I have this web scraper program in python, but it prints both tennis players Felix and Alexander. I would like to only print the first available tennis player as a separate item and exclude all the ones after it, so what do I need change in the code to do this?
To note, I did this through Visual Studio 2022 and applied the program to use Microsoft Edge web browser.
import requests
from bs4 import BeautifulSoup
response = requests.get("https://www.betexplorer.com/tennis/atp-singles/basel/auger-aliassime-felix-bublik-alexander/U5HIueTc/")
webpage = response.content
soup = BeautifulSoup(webpage, "html.parser")

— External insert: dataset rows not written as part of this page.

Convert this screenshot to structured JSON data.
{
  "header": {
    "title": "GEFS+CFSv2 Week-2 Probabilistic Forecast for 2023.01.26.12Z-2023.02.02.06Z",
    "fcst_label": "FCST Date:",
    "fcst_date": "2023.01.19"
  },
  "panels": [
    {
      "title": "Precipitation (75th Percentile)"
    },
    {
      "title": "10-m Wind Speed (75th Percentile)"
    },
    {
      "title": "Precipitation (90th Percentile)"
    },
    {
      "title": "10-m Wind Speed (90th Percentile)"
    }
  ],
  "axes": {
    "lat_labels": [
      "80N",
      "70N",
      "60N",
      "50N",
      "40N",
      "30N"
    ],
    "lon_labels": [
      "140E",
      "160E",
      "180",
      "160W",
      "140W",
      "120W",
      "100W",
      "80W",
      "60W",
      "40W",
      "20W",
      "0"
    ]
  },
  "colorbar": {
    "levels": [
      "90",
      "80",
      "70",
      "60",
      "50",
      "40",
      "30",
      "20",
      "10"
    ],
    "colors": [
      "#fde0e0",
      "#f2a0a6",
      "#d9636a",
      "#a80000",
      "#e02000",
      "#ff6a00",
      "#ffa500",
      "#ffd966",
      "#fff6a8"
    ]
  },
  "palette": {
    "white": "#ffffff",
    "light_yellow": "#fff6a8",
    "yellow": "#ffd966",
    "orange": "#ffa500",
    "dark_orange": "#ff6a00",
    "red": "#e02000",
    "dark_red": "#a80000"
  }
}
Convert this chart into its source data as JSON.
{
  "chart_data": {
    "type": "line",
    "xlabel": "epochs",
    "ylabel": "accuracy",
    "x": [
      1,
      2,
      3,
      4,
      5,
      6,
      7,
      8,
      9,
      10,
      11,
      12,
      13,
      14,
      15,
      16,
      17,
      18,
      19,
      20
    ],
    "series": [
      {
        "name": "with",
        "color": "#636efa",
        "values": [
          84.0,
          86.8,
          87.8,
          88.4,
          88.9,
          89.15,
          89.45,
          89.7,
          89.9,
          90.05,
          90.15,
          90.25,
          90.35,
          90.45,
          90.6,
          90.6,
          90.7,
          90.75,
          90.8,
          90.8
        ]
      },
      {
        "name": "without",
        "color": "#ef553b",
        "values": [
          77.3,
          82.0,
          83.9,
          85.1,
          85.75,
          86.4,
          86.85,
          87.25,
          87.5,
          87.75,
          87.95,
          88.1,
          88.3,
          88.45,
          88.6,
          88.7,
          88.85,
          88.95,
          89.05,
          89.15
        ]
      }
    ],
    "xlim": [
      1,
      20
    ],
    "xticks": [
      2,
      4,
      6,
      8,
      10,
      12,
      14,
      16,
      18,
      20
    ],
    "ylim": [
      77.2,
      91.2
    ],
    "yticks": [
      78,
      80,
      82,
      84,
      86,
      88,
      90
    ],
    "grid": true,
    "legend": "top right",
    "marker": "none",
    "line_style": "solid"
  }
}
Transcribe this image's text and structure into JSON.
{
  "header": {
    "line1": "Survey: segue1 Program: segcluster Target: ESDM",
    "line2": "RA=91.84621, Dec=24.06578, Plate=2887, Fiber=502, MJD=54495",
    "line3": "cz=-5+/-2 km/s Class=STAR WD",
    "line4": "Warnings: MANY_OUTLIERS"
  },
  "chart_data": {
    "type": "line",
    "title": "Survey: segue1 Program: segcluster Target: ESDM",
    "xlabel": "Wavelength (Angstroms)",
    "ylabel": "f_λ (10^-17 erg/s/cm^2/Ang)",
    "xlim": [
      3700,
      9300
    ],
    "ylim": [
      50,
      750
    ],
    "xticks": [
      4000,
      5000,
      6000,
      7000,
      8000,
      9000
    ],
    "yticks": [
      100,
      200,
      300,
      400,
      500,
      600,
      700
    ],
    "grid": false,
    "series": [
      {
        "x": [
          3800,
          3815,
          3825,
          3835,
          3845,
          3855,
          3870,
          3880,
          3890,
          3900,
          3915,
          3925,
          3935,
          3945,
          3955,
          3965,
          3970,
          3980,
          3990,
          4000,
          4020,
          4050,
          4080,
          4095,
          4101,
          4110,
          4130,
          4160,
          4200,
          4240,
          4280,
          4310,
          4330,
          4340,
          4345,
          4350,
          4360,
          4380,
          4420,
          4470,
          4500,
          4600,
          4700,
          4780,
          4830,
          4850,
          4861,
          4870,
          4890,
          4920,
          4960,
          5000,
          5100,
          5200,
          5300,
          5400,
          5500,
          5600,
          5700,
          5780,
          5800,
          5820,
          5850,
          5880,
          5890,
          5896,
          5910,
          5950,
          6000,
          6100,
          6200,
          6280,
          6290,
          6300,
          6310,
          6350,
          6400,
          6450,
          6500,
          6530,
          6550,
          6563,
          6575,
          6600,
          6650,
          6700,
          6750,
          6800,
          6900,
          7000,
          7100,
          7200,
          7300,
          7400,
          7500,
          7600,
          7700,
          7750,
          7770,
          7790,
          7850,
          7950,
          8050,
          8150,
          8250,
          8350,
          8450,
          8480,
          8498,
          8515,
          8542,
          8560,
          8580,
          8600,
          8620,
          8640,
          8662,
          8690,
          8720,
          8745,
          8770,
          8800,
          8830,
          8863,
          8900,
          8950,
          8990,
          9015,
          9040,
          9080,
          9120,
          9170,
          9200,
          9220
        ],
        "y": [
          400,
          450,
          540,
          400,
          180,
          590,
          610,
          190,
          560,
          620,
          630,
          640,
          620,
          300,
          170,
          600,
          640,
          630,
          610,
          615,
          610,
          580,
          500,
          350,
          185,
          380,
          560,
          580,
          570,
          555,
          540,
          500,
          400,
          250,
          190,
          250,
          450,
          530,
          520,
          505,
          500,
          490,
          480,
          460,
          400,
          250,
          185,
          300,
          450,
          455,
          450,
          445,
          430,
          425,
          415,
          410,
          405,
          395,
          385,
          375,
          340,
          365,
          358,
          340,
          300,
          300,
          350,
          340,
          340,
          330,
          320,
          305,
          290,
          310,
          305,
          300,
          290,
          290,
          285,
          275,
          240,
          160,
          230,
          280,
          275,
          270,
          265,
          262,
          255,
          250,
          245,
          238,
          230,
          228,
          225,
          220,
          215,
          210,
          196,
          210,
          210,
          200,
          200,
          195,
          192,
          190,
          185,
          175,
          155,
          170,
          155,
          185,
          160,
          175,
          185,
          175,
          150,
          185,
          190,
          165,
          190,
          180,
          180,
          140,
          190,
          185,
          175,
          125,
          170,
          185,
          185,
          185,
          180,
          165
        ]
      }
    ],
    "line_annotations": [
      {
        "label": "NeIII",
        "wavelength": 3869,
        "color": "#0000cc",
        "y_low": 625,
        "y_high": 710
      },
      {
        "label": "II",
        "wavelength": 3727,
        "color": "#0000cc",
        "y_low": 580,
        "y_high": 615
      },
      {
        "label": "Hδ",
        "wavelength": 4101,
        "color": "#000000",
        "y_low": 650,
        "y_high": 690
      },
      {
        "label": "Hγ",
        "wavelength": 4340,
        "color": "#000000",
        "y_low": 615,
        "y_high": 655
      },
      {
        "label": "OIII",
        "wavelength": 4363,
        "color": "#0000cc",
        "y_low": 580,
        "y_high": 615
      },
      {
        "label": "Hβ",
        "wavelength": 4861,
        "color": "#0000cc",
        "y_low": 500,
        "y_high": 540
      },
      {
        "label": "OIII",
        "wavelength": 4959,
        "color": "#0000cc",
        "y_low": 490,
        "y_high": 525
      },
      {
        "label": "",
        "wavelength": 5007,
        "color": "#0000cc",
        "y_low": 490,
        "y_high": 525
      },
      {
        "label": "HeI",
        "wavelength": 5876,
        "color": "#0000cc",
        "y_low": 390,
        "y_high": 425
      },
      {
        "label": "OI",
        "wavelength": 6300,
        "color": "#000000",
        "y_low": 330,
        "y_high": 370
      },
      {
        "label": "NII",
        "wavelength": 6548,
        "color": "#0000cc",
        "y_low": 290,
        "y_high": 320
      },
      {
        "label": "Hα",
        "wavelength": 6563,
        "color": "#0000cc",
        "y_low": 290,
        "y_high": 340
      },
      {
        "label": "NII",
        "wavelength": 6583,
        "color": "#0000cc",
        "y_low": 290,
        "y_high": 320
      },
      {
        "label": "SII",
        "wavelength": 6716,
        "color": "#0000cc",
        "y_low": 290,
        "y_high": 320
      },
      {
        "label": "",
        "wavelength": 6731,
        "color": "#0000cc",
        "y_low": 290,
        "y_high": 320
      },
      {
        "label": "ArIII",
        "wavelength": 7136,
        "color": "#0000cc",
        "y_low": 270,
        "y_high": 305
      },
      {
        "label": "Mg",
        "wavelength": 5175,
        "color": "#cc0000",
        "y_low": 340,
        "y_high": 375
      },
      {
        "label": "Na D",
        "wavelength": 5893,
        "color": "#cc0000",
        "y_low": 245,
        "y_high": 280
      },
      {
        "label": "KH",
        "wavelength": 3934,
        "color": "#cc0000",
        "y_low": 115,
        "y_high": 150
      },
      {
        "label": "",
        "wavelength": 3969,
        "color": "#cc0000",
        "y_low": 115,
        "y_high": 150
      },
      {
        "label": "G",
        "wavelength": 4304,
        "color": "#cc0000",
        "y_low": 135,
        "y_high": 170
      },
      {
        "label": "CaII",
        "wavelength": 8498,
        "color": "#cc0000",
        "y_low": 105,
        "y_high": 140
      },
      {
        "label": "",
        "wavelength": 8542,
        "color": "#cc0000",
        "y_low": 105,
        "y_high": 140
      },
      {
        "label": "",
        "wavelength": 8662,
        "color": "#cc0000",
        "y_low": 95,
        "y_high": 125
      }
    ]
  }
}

for h2 in soup.find_all('h2'):
values = [data for data in h2.find_all('a')]
for value in values:
print(value.text.replace(" ","_"))
print()
CodePudding user response:
Instead of looping through each tag individually you can use the select() function to find that specific tag and print the first one.
import requests
from bs4 import BeautifulSoup
response = requests.get("https://www.betexplorer.com/tennis/atp-singles/basel/auger-aliassime-felix-bublik-alexander/U5HIueTc/")
webpage = response.content
soup = BeautifulSoup(webpage, "html.parser")
print(soup.select('h2 a')[0].text.replace(' ','_'))
CodePudding user response:
Instead of the loop, just do
print(soup.h2.text.strip())